Littell worked. His kitchen table creaked. He knew paper and smudge art. The FBI taught him.

He smudged a birth-certificate form. He baked it on a hot plate. He sliced pen tubes and rolled smears.

The
old
Arden Smith/Coates—now the
new
Jane Fentress.

The apartment was hot. It helped dry forms. Littell rolled ink on a seal-stamp. He stole it from Dallas PD.

Arden was southern. Arden talked southern. Alabama had a lax driver’s-license policy. Applicants sent fees in. Birth certificates ditto. Written test forms went out.

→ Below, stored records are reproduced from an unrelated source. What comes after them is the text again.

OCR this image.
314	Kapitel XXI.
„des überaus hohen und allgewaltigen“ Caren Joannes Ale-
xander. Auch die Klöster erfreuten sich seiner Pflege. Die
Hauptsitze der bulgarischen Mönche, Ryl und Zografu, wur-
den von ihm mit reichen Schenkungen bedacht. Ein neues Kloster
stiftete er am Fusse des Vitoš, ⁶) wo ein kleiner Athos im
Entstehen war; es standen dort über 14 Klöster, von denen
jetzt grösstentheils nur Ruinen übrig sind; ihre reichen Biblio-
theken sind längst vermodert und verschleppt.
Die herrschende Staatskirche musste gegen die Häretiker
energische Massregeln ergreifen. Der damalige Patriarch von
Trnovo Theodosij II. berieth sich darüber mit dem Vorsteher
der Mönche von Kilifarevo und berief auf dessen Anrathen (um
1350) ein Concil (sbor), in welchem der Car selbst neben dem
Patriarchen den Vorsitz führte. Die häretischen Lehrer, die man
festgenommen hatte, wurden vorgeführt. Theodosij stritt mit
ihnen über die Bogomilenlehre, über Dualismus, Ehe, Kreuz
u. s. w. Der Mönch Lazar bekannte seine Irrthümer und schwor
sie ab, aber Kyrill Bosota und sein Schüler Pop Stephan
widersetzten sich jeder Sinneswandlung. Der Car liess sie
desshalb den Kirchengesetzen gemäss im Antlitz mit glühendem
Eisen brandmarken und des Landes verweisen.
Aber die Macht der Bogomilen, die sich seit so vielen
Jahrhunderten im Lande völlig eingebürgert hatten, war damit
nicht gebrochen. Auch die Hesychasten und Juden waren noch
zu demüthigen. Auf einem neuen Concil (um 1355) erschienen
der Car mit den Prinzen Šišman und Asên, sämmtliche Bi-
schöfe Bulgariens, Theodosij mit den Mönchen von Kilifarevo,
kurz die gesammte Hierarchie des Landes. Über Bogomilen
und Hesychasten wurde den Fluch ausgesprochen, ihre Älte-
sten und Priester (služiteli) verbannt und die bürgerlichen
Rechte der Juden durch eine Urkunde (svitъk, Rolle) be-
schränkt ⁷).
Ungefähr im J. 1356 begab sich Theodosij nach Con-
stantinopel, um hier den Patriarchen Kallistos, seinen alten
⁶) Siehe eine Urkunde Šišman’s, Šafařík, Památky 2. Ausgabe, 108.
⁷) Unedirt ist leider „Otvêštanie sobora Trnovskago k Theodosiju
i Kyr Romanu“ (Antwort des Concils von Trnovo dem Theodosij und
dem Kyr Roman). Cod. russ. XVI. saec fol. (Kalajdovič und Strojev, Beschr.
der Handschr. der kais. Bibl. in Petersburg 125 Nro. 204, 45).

They completed them. They mailed them in. They sent in a snapshot. They got their DL return mail.

Littell flew to Alabama—eight days back. Littell researched births and deaths. Jane Fentress was born in Birmingham. Her DOB was 9/4/26. Her DOD was 8/1/29.

He drove to Bessemer. He rented an apartment. He put “Jane Fentress” on the mailbox. Bessemer to Birmingham—twenty-two miles.

Littell switched pens. Littell spread fresh paper. Littell inked vertical lines.